DROGUEVers une contravention pour les usagers du cannabis?

Vers une contravention pour les usagers du cannabis?

DROGUEUn rapport parlementaire préconise de contraventionnaliser le cannabis...
Illustration de cannabis
Illustration de cannabis -  Brennan Linsley/AP/SIPA
Anissa Boumediene

A.B. avec AFP

Sanctionner l'usage de cannabis par une contravention, l'idée revient sur le devant de la scène avec un rapport parlementaire qui préconise cette solution, mais ses auteurs sont partagés sur l'expérimentation d'une salle de shoot.

Une contravention au lieu d'un délit

Constatant que la politique de prohibition adoptée par la France depuis 1970 n'a pas empêché la hausse de la consommation de drogues, les deux auteurs d'un rapport d'information parlementaire, la députée socialiste Anne-Yvonne Le Dain et son collègue UMP Laurent Marcangeli, s'accordent «a minima» sur l'idée de «contraventionnaliser» l'usage de cannabis, ont-ils expliqué jeudi, lors d'une conférence de presse.

L'idée de transformer le délit d'usage de cannabis, -théoriquement sanctionné par un an d'emprisonnement et 3.750 euros d'amende-, en contravention, n'est pas nouvelle. La gauche et la droite l'ont déjà proposée à tour de rôle.

Jean-Pierre Raffarin l'avait suggérée en 2003 et Nicolas Sarkozy en 2007, lors d'une interview à la radio Skyrock.
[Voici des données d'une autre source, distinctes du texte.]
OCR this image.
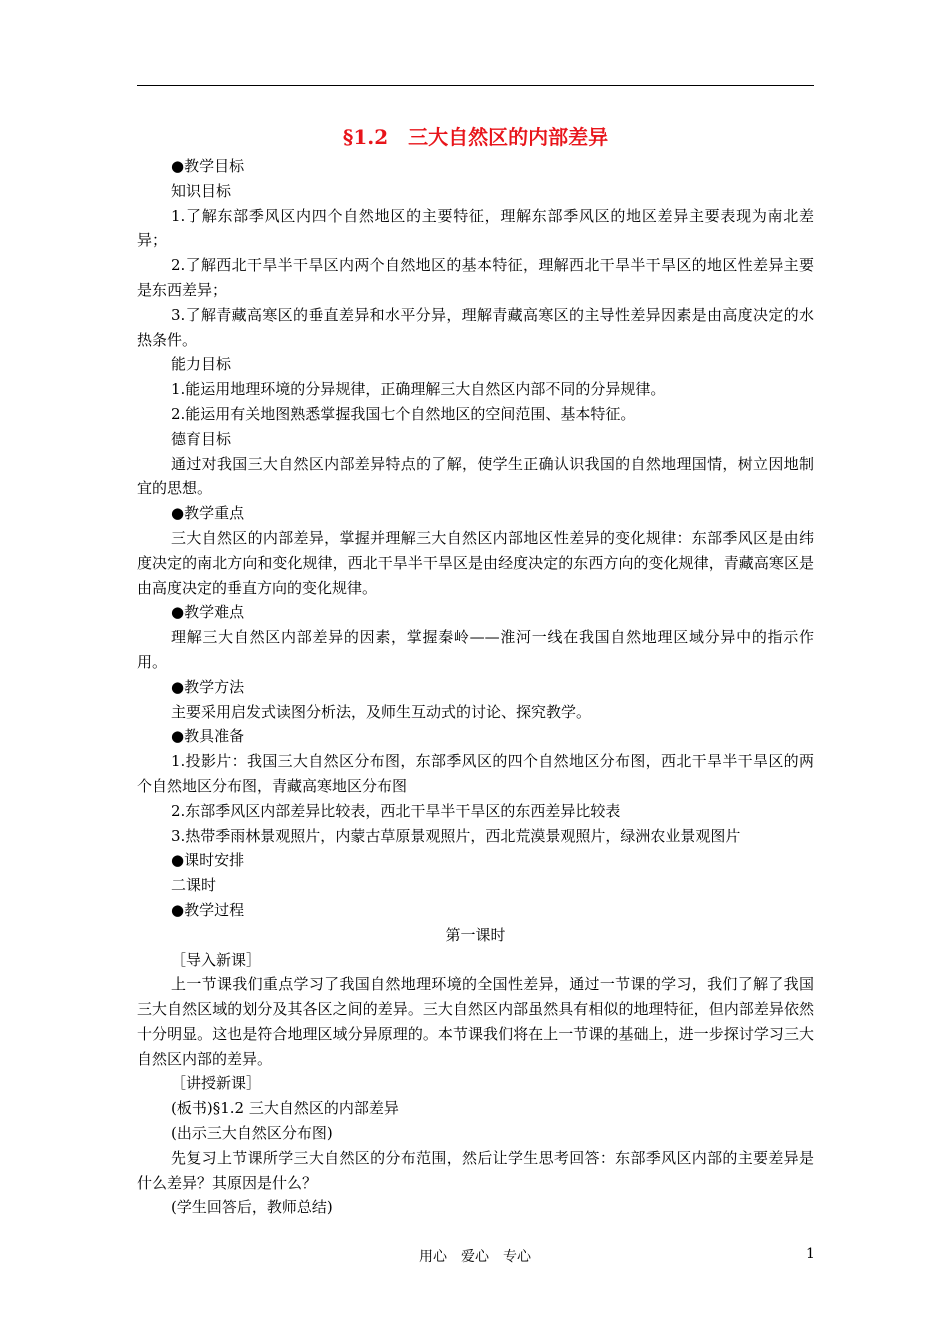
§1.2　三大自然区的内部差异
●教学目标
知识目标
1.了解东部季风区内四个自然地区的主要特征，理解东部季风区的地区差异主要表现为南北差异；
2.了解西北干旱半干旱区内两个自然地区的基本特征，理解西北干旱半干旱区的地区性差异主要是东西差异；
3.了解青藏高寒区的垂直差异和水平分异，理解青藏高寒区的主导性差异因素是由高度决定的水热条件。
能力目标
1.能运用地理环境的分异规律，正确理解三大自然区内部不同的分异规律。
2.能运用有关地图熟悉掌握我国七个自然地区的空间范围、基本特征。
德育目标
通过对我国三大自然区内部差异特点的了解，使学生正确认识我国的自然地理国情，树立因地制宜的思想。
●教学重点
三大自然区的内部差异，掌握并理解三大自然区内部地区性差异的变化规律：东部季风区是由纬度决定的南北方向和变化规律，西北干旱半干旱区是由经度决定的东西方向的变化规律，青藏高寒区是由高度决定的垂直方向的变化规律。
●教学难点
理解三大自然区内部差异的因素，掌握秦岭——淮河一线在我国自然地理区域分异中的指示作用。
●教学方法
主要采用启发式读图分析法，及师生互动式的讨论、探究教学。
●教具准备
1.投影片：我国三大自然区分布图，东部季风区的四个自然地区分布图，西北干旱半干旱区的两个自然地区分布图，青藏高寒地区分布图
2.东部季风区内部差异比较表，西北干旱半干旱区的东西差异比较表
3.热带季雨林景观照片，内蒙古草原景观照片，西北荒漠景观照片，绿洲农业景观图片
●课时安排
二课时
●教学过程
第一课时
［导入新课］
上一节课我们重点学习了我国自然地理环境的全国性差异，通过一节课的学习，我们了解了我国三大自然区域的划分及其各区之间的差异。三大自然区内部虽然具有相似的地理特征，但内部差异依然十分明显。这也是符合地理区域分异原理的。本节课我们将在上一节课的基础上，进一步探讨学习三大自然区内部的差异。
［讲授新课］
(板书)§1.2 三大自然区的内部差异
(出示三大自然区分布图)
先复习上节课所学三大自然区的分布范围，然后让学生思考回答：东部季风区内部的主要差异是什么差异？其原因是什么？
(学生回答后，教师总结)
用心　爱心　专心	1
Mais il avait ensuite jugé cette proposition « irresponsable », quand elle avait été faite par le sénateur-maire PS de Dijon François Rebsamen, pendant la campagne présidentielle de 2012. François Hollande n'avait pas retenu cette idée, notamment «pour des raisons qui tiennent à la nécessité de l'interdit».
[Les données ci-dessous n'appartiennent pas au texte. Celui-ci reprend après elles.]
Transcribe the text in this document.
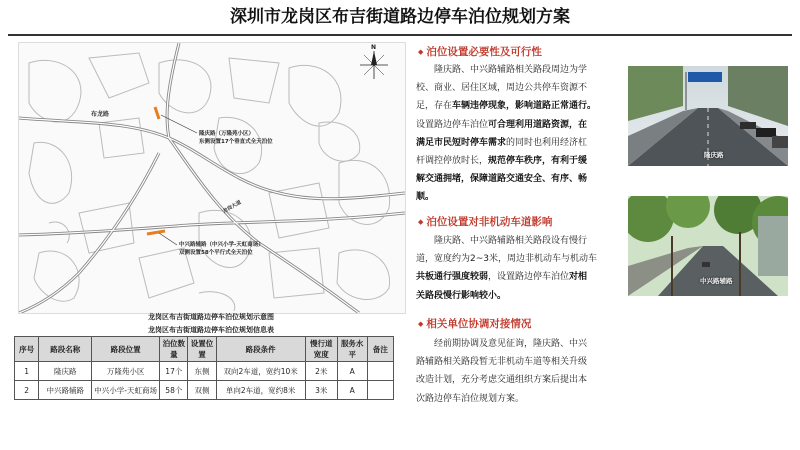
深圳市龙岗区布吉街道路边停车泊位规划方案
布龙路
隆庆路（万隆苑小区）
东侧设置17个垂直式全天泊位
中兴路辅路（中兴小学-天虹商场）
双侧设置58个平行式全天泊位
龙岗大道
N
龙岗区布吉街道路边停车泊位规划示意图
龙岗区布吉街道路边停车泊位规划信息表
序号	路段名称	路段位置	泊位数量	设置位置	路段条件	慢行道宽度	服务水平	备注
1	隆庆路	万隆苑小区	17个	东侧	双向2车道，宽约10米	2米	A	
2	中兴路辅路	中兴小学-天虹商场	58个	双侧	单向2车道，宽约8米	3米	A	
◆ 泊位设置必要性及可行性
隆庆路、中兴路辅路相关路段周边为学
校、商业、居住区域，周边公共停车资源不
足，存在车辆违停现象，影响道路正常通行。
设置路边停车泊位可合理利用道路资源，在
满足市民短时停车需求的同时也利用经济杠
杆调控停放时长，规范停车秩序，有利于缓
解交通拥堵，保障道路交通安全、有序、畅
顺。
◆ 泊位设置对非机动车道影响
隆庆路、中兴路辅路相关路段设有慢行
道，宽度约为2~3米，周边非机动车与机动车
共板通行强度较弱，设置路边停车泊位对相
关路段慢行影响较小。
◆ 相关单位协调对接情况
经前期协调及意见征询，隆庆路、中兴
路辅路相关路段暂无非机动车道等相关升级
改造计划，充分考虑交通组织方案后提出本
次路边停车泊位规划方案。
隆庆路
中兴路辅路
Une loi inefficace «face à une explosion de la consommation»

Dans leur rapport sur «l'évaluation de la lutte contre l'usage des substances illicites», les députés préconisent la «refonte» de la loi de 1970, qu'ils jugent inefficace «face à une explosion de la consommation». «On est passé de 2.000 interpellations pour usage de drogue en 1970 à 170.000 l'an dernier», explique la députée socialiste.
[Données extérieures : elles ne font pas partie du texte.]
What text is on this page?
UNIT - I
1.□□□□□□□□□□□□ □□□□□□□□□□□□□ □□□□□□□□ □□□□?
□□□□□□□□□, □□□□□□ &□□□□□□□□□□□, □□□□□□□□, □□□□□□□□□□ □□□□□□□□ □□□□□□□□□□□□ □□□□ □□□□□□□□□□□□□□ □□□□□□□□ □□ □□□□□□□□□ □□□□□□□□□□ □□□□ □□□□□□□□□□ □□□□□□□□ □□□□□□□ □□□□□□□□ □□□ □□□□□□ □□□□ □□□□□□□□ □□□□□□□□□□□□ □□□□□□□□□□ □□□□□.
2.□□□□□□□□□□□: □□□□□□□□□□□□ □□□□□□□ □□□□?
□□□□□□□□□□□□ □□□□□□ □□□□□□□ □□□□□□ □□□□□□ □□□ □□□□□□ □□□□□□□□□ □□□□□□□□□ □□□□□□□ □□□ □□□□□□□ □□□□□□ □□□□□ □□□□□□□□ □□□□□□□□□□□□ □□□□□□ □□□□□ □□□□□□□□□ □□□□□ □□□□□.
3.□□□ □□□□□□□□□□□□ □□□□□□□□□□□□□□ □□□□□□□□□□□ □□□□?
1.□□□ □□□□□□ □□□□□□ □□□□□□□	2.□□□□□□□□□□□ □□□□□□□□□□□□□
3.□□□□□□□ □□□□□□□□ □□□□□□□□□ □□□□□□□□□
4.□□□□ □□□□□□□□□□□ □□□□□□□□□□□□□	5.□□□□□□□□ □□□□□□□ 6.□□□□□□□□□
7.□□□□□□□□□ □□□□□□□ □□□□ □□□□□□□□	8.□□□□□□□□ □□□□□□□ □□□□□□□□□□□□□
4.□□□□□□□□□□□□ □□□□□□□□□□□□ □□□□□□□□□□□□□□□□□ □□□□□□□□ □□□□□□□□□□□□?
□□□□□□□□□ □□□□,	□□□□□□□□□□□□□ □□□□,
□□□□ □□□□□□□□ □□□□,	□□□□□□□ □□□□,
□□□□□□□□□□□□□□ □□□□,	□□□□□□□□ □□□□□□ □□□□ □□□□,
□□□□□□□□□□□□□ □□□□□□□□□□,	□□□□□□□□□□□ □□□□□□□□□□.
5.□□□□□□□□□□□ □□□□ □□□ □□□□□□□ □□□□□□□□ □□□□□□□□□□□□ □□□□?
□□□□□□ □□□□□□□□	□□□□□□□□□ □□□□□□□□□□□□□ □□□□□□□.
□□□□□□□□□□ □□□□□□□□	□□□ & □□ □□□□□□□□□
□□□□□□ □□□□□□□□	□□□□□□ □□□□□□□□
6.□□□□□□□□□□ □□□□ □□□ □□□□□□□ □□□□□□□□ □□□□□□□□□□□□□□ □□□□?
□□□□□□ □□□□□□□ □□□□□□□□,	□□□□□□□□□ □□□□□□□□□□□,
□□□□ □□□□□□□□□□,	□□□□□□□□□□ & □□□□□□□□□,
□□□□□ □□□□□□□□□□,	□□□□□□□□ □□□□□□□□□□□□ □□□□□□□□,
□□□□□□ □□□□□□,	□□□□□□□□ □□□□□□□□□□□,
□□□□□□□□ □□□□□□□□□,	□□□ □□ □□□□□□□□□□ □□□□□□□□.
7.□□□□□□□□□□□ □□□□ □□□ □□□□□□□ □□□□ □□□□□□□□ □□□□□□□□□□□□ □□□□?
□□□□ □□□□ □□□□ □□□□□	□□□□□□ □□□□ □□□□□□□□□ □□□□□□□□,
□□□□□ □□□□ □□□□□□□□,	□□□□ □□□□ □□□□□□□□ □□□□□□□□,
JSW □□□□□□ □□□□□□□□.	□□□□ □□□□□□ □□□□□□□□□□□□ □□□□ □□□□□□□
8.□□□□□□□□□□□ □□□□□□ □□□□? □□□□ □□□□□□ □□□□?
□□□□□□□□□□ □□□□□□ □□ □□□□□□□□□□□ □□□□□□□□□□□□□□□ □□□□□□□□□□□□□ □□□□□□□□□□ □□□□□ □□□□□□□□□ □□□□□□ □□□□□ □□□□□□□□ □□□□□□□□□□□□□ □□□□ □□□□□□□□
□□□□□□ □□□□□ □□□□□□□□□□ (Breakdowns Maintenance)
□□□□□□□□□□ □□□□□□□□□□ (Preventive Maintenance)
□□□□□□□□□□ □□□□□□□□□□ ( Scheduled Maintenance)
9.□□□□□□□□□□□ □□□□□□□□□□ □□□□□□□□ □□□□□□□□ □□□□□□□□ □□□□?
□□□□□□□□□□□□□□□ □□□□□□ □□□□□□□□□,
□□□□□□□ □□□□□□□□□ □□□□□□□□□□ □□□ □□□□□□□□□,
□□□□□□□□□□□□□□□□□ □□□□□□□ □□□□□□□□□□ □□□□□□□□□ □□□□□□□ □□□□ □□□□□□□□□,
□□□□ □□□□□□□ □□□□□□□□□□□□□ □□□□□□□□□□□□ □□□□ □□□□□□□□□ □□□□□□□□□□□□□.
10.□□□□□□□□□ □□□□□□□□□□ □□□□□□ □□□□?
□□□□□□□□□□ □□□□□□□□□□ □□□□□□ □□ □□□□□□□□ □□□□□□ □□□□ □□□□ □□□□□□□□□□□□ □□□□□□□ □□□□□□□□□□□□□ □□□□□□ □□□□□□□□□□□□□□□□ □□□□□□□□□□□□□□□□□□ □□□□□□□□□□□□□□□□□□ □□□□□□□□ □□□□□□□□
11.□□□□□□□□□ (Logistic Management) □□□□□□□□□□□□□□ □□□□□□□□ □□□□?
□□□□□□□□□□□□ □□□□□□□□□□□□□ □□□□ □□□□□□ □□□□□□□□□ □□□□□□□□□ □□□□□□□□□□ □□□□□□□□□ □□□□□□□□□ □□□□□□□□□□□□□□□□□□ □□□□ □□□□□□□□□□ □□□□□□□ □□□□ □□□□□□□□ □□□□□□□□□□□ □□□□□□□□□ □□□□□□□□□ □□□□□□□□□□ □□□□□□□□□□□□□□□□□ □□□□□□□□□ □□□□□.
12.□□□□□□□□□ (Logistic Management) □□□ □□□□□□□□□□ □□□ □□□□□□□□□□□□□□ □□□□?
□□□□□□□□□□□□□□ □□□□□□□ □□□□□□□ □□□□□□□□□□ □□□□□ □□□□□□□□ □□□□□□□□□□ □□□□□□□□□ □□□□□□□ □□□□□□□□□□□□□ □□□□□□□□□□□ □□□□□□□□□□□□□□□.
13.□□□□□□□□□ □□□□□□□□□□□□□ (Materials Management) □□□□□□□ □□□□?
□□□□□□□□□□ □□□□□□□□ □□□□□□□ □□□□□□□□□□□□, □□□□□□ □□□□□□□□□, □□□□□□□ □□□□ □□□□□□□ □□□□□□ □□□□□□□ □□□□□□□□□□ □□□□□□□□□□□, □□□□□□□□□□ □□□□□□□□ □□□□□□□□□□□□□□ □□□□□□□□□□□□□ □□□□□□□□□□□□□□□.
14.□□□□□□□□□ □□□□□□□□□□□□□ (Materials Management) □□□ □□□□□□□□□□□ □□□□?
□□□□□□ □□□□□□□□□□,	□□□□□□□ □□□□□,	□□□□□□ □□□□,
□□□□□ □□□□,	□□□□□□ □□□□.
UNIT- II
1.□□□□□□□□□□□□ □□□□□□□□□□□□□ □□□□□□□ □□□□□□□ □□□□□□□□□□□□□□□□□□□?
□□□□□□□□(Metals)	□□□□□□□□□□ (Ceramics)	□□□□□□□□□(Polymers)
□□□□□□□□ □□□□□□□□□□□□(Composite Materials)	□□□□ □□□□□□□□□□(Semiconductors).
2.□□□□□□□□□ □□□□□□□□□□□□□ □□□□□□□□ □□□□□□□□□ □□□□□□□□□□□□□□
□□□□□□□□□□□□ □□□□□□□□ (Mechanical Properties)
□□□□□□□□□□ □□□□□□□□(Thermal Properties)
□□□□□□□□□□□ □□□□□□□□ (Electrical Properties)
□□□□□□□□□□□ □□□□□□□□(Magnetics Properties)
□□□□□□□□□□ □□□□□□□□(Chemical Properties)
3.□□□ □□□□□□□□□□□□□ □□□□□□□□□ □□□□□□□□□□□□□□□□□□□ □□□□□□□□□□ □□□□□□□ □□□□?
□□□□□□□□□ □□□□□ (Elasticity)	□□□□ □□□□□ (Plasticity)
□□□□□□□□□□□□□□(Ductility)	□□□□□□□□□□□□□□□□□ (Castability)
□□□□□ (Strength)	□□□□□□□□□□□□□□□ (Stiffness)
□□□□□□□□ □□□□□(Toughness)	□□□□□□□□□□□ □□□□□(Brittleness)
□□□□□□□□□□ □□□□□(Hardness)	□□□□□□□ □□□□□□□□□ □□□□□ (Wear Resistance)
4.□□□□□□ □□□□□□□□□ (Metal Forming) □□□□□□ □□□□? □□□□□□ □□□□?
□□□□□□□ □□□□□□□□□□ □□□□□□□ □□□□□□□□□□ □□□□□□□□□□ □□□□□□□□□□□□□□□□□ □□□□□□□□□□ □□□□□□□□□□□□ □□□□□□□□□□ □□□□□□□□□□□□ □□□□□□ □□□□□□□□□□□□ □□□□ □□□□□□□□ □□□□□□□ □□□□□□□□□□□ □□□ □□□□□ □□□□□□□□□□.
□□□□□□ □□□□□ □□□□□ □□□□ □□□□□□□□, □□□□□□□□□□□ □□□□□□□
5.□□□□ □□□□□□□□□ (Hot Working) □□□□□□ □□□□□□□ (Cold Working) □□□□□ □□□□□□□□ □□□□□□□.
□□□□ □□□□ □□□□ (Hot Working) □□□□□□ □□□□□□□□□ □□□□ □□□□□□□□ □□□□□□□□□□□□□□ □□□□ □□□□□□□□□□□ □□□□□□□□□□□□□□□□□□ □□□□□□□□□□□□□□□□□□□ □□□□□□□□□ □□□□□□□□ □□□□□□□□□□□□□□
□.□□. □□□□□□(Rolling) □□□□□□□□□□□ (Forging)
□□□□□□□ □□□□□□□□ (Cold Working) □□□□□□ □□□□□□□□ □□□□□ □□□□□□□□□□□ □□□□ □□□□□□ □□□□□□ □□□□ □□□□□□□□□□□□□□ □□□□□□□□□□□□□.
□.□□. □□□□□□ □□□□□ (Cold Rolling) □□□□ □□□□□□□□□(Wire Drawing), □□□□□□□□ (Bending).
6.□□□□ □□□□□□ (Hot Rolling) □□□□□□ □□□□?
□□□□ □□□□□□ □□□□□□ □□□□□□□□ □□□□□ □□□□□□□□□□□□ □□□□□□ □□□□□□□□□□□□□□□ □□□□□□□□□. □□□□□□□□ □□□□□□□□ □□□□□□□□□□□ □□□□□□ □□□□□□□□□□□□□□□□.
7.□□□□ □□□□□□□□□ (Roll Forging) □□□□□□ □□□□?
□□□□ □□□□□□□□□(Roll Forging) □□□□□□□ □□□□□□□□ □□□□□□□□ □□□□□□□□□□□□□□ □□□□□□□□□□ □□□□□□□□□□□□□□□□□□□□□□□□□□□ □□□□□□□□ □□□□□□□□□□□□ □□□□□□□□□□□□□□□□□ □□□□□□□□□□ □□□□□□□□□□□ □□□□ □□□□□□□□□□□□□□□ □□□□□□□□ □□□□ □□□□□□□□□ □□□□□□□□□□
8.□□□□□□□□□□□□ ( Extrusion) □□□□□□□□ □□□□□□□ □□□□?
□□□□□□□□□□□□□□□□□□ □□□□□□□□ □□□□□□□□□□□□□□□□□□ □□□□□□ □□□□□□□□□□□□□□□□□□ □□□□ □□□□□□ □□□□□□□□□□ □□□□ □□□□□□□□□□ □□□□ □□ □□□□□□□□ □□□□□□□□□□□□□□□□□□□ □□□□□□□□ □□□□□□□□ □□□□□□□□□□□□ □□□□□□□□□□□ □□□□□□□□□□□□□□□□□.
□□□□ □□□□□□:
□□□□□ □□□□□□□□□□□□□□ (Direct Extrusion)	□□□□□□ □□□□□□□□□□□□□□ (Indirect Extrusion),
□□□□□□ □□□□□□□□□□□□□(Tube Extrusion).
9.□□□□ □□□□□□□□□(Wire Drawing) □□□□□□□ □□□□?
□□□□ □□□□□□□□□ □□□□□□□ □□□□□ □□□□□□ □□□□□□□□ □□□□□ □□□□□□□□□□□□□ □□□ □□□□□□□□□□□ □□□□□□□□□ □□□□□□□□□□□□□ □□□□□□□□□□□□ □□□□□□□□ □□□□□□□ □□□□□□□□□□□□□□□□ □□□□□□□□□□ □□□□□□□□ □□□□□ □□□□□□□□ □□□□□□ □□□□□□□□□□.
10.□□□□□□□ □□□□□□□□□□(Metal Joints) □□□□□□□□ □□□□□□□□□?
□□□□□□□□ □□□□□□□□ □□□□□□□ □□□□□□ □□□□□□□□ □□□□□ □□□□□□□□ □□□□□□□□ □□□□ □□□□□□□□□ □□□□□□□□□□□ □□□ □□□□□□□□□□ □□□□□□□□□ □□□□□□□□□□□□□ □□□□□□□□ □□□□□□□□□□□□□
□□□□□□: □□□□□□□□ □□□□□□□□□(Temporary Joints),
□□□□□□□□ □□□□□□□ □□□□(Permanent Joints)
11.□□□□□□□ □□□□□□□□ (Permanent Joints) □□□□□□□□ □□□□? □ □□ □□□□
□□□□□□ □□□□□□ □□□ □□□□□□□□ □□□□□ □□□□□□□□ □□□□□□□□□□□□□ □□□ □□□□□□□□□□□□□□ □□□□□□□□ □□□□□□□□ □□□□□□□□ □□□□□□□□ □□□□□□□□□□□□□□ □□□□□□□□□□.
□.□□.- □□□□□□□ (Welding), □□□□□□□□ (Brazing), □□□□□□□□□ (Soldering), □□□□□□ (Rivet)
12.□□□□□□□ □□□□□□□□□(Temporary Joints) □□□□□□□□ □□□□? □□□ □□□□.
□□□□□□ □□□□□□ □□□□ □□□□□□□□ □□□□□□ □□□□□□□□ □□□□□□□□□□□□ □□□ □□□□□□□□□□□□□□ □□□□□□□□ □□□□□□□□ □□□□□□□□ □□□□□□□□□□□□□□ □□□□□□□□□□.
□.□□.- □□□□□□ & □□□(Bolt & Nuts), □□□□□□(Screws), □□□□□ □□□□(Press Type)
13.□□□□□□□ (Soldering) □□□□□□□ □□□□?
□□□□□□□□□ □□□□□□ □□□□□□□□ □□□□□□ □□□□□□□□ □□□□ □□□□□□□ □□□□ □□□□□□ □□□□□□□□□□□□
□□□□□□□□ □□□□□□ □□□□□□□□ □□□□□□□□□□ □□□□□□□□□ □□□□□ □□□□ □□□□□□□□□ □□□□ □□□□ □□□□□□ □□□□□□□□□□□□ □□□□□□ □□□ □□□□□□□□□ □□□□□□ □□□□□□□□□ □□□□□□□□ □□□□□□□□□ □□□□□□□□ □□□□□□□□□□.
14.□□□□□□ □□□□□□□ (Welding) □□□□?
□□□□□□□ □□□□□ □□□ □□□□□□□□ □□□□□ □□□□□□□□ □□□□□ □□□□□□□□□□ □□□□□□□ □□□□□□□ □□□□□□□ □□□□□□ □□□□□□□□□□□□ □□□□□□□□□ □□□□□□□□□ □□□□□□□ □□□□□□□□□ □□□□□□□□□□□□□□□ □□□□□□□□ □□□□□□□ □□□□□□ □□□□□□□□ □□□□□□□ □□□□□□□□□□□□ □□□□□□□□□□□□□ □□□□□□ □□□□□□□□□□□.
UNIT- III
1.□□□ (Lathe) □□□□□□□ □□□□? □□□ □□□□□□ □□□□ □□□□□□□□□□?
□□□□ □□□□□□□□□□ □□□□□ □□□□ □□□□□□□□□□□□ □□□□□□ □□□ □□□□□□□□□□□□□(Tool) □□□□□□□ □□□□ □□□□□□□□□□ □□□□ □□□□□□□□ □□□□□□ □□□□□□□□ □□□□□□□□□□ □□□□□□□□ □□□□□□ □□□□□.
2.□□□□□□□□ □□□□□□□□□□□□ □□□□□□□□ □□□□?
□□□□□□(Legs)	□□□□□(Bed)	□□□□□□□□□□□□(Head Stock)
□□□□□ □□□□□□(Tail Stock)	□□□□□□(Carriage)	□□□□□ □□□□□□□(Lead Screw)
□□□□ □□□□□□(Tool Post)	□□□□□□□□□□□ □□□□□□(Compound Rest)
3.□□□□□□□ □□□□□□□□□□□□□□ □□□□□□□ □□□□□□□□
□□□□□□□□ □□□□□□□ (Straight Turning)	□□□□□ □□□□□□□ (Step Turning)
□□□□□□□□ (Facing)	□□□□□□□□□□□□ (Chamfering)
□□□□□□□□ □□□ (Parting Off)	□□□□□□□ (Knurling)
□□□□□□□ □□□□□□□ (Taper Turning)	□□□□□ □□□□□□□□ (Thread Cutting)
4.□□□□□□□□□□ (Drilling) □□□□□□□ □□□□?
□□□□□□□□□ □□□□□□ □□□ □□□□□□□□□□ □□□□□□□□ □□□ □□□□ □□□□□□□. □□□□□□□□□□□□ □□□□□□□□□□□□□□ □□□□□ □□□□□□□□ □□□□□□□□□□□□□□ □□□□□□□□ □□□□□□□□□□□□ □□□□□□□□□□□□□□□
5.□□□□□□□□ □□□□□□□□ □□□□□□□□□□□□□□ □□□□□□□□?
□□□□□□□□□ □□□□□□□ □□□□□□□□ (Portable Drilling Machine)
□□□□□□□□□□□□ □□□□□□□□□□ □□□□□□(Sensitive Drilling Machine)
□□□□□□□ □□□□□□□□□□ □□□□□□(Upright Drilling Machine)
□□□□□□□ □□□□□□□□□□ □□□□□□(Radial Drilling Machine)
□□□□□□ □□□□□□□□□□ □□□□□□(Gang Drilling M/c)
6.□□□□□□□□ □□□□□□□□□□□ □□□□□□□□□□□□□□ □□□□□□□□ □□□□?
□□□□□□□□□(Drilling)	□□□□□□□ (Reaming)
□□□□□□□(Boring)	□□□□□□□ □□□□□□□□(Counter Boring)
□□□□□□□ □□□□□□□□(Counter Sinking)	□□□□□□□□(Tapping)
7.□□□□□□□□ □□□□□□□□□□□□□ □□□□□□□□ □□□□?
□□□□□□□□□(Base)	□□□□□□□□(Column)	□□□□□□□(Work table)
La France fait partie des pays où les niveaux de consommation sont les plus importants, rappelait en février un rapport européen, avec environ un tiers des adultes ayant expérimenté une drogue. Le cannabis arrive largement en tête: 13,4 millions de Français l'ont expérimenté au cours de leur vie, et 1,2 million en consomme régulièrement.

Offre réglementée sous contrôle étatique

Aujourd'hui, «plus personne ne va en prison pour usage de stupéfiant», les juges préférant le plus souvent sanctionner par des amendes, des stages, des rappels à la loi, des travaux d'intérêt général, etc. souligne Laurent Marcangeli. «Or, si on respecte la loi, une personne qui fume un joint devrait être mise en garde à vue. Les policiers et gendarmes ont autre chose à faire», dit-il.

La convergence des positions s'arrête là: alors que Anne-Yvonne Le Dain propose de «réfléchir à rendre légale la consommation de cannabis pour usage privé pour les adultes» et même «d'instituer une offre réglementée du produit sous le contrôle de l'Etat», le député UMP s'oppose «à toute dépénalisation». «Quelle que soit la drogue, dit-il, la mesure d'interdit doit être maintenue».

«Divergence totale» sur les salles de shoot

Autre point de «divergence totale», l'expérimentation de salles de consommation à moindre risque -ou salles de shoot-, destinées à accueillir des toxicomanes très désocialisés qui se droguent dans la rue, prévue dans le projet de loi Santé qui doit être examiné début 2015 à l'Assemblée.

Jugeant les expériences similaires menées à l'étranger «concluantes» et estimant «opportun d'introduire ce nouvel outil de réduction des risques», Anne-Yvonne Le Dain propose d'expérimenter «au moins trois établissements dans différentes villes», afin de permettre, «en cas d'évaluation positive, la généralisation du dispositif».

Laurent Mercangeli refuse leur ouverture, «faute de sécurisation suffisante du dispositif s'agissant du travail de la police, de la justice et des questions de responsabilités en jeu».

Plus largement, les deux députés font une douzaine d'autres propositions consensuelles pour améliorer la lutte contre l'usage de drogue. Ils suggèrent par exemple d'appliquer l'obligation d'information des élèves dans les programmes scolaires, de mettre en place la e-prescription (prescription électronique) pour les traitements de substitution aux opiacées, ou encore d'expérimenter les programmes d'échanges de seringues en milieu pénitentiaire.